We are blessed with free will. However fallen our mode of willing is, and however weak it is through the habits of sin, we have enough power within to work upon and focus on the virtues, to contemplate them and bring them to the forefront of our mind so that we can create virtuous habits, habits which are necessary for our salvation. This does not remove God’s place in the spiritual life. All that needs to be done is not to be done by us. We must recognize the primary subject in history and in the promotion of the good will always be God. When we talk about the intellect and its ability to see God, we must remember that the spiritual senses attributed to the intellect are analogous to the bodily senses. When we were infants, we developed our ability to use the bodily senses; even if we did not properly understand what they reported to us, we experienced the material world through them. Similarly, in our spiritual development, our spiritual senses can and do develop. We can and do slowly understand what data they provide – as long as we work with them and let them grow into maturity. But God knows our spiritual condition and so, in and through the incarnation, we find the spiritual senses are confirmed by the bodily senses:

It is with both body and soul that the living human being experiences the world, and, consequently, also God. As Barth and Siewerth stress, man is not an isolated ‘soul’ which must work its way to reality by inferring it from phenomena. Man always find himself within the real, and the most real reality is the Thou – his fellow-man and the god who created him and who is calling him. Both are present together; and even if, as a child of Adam, man is always fleeing from this encounter with God, fleeing into abstractions of the spirit and into the spiritlessness of dulled senses, man cannot escape his hounding God who from the outset has tracked him down and brought him to a halt.[8]

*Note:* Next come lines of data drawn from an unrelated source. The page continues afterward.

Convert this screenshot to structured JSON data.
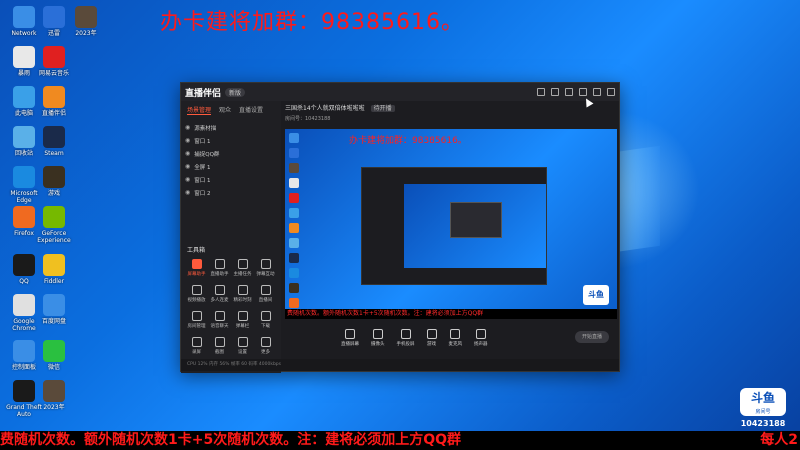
{
  "desktop": {
    "promo": "办卡建将加群：98385616。",
    "icons": [
      {
        "label": "Network",
        "color": "#3a8ee6"
      },
      {
        "label": "迅雷",
        "color": "#2a6fd8"
      },
      {
        "label": "2023年",
        "color": "#5a4a3a"
      },
      {
        "label": "暴雨",
        "color": "#e8e8e8"
      },
      {
        "label": "网易云音乐",
        "color": "#e02020"
      },
      {
        "label": "此电脑",
        "color": "#3aa0e8"
      },
      {
        "label": "直播伴侣",
        "color": "#f08a20"
      },
      {
        "label": "回收站",
        "color": "#5ab0e8"
      },
      {
        "label": "Steam",
        "color": "#1a2a4a"
      },
      {
        "label": "Microsoft Edge",
        "color": "#1a8ae0"
      },
      {
        "label": "游戏",
        "color": "#3a3020"
      },
      {
        "label": "Firefox",
        "color": "#f06a20"
      },
      {
        "label": "GeForce Experience",
        "color": "#76b900"
      },
      {
        "label": "QQ",
        "color": "#1a1a1a"
      },
      {
        "label": "Fiddler",
        "color": "#f0c020"
      },
      {
        "label": "Google Chrome",
        "color": "#e0e0e0"
      },
      {
        "label": "百度网盘",
        "color": "#3a8ee6"
      },
      {
        "label": "控制面板",
        "color": "#3a8ee6"
      },
      {
        "label": "微信",
        "color": "#2ac040"
      },
      {
        "label": "Grand Theft Auto",
        "color": "#1a1a1a"
      },
      {
        "label": "2023年",
        "color": "#5a4a3a"
      }
    ]
  },
  "app": {
    "title": "直播伴侣",
    "version": "新版",
    "tabs": [
      "场景管理",
      "观众",
      "直播设置"
    ],
    "scenes": [
      "源素材描",
      "窗口 1",
      "捕捉QQ群",
      "全屏 1",
      "窗口 1",
      "窗口 2"
    ],
    "tools_title": "工具箱",
    "tools": [
      "屏幕助手",
      "直播助手",
      "主播任务",
      "弹幕互动",
      "视频播放",
      "多人连麦",
      "精彩时刻",
      "直播间",
      "房间管理",
      "语音聊天",
      "弹幕栏",
      "下载",
      "录屏",
      "截图",
      "设置",
      "更多"
    ],
    "room_title": "三国杀14个人就双倍体啦啦啦",
    "room_tag": "待开播",
    "room_sub": "房间号：10423188",
    "preview_promo": "办卡建将加群：98385616。",
    "preview_ticker": "费随机次数。额外随机次数1卡+5次随机次数。注：建将必须加上方QQ群",
    "mini_logo": "斗鱼",
    "bottom_tools": [
      "直播屏幕",
      "摄像头",
      "手机投屏",
      "游戏",
      "麦克风",
      "扬声器"
    ],
    "start_live": "开始直播",
    "status": "CPU 12%   内存 56%   帧率 60   码率 4000kbps"
  },
  "ticker": "费随机次数。额外随机次数1卡+5次随机次数。注：建将必须加上方QQ群",
  "ticker_right": "每人2",
  "douyu": {
    "logo": "斗鱼",
    "sub": "房间号",
    "room_id": "10423188"
  }
}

God encounters us in many ways. How we respond to him, that is, if we turn toward God and say yes to him, or if we turn away and say no to him, will have an effect upon us. If we seek after all the inordinate, transitory pleasures of the world, we will not see God, because we have turned our back on him. If we, however, say yes to him and focus our mind on him, then we will begin to see, both in the physical world and in the interior world of our soul, the work of God in our lives. By seeing where God is at work, we see God’s presence in our lives. We must be open to God, we must concentrate on finding God, and pursue God with love, if we want to see and understand where God is in our lives. When we see where he is at, we can move in closer and closer to him, until at last, we will see and possess that goodness which brings us into union with him.

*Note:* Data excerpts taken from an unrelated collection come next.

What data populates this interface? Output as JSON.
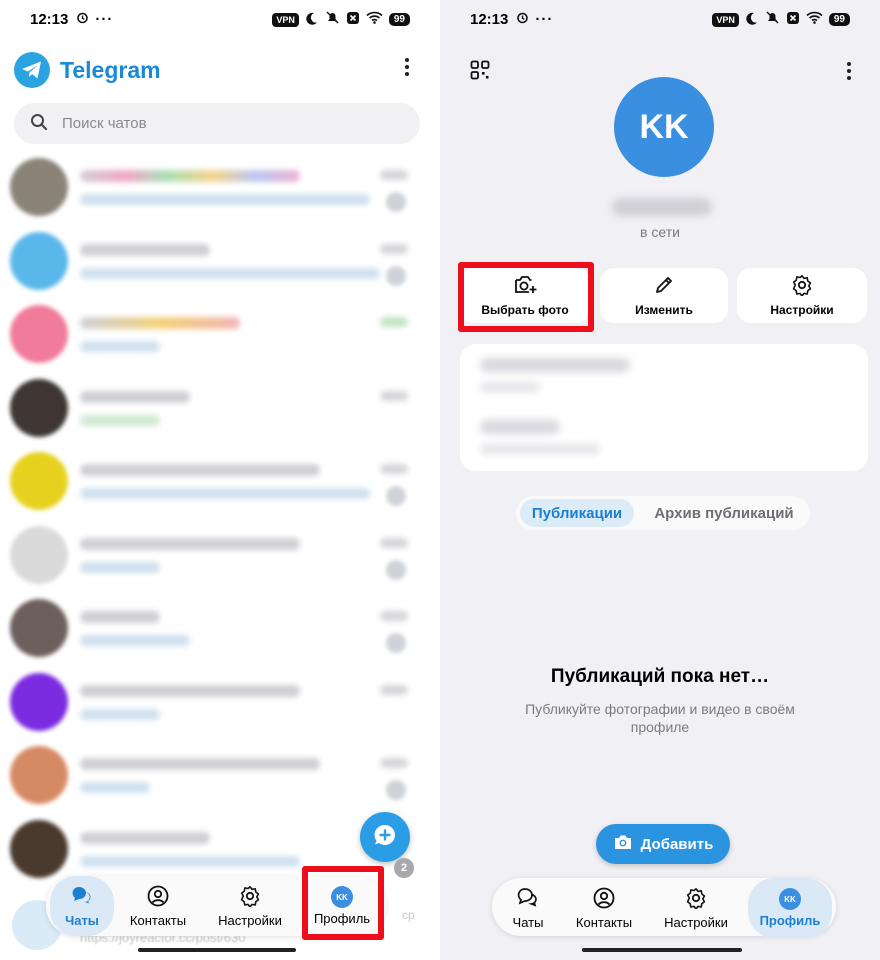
{
  "status_bar": {
    "time": "12:13",
    "dots": "···",
    "vpn": "VPN",
    "battery": "99"
  },
  "chats_screen": {
    "app_title": "Telegram",
    "search_placeholder": "Поиск чатов",
    "unread_badge": "2",
    "nav": {
      "chats": "Чаты",
      "contacts": "Контакты",
      "settings": "Настройки",
      "profile": "Профиль",
      "avatar_initials": "KK"
    },
    "ghost_url": "https://joyreactor.cc/post/630",
    "ghost_side": "ср"
  },
  "profile_screen": {
    "avatar_initials": "KK",
    "status": "в сети",
    "actions": {
      "choose_photo": "Выбрать фото",
      "edit": "Изменить",
      "settings": "Настройки"
    },
    "tabs": {
      "publications": "Публикации",
      "archive": "Архив публикаций"
    },
    "empty_title": "Публикаций пока нет…",
    "empty_subtitle": "Публикуйте фотографии и видео в своём профиле",
    "add_button": "Добавить",
    "nav": {
      "chats": "Чаты",
      "contacts": "Контакты",
      "settings": "Настройки",
      "profile": "Профиль",
      "avatar_initials": "KK"
    }
  },
  "colors": {
    "accent": "#2a94e0",
    "highlight_box": "#ee0d1a"
  }
}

The contents of these two paragraphs are similar to, and continue, the themes we have already addressed. There is, to be sure, a kind of reversal here, where one comes to know God in order to know oneself, but the interdependent relationship of the two does not exclude either side of the picture. The desire to promote a life of virtue so that the intellect can come to know God is what we would expect from Anthony.

[1] “On the Character of Men and on the Virtuous Life,” 347 (#118).

[2] “On the Character of Men and on the Virtuous Life,” 347 (#118).

[3] “On the Character of Men and on the Virtuous Life,” 347 (#118).

[4] “On the Character of Men and on the Virtuous Life,” 347 (#118).

[5] “On the Character of Men and on the Virtuous Life,” 347 (#119).

[6] Hsüantsang, “Demonstration of Consciousness-Only” in Three Texts on Consciousness Only. trans. Francis H. Cook (Berkley, CA: Numata Cener for Buddhist Translation and Research, 1999), 203.

[7] Clearly, we must not reject the possibility of invincible ignorance. Nonetheless, we must remember, even those invincibly ignorant should pursue, to the best of their ability, the path of wisdom and understanding. Their culpability might be lessened, but anyone who turns completely away from moral reflection and considers it meaningless will he held culpable of their ill-will.

[8] Hans Urs von Balthasar, The Glory of the Lord: A Theological Aesthetics. Volume I: Seeing the Form. trans. Erasmo Leiva-Merikakis. ed. Joesph Fessio, S.J. and John Riches (San Francisco: Ignatius Press, 1982), 406.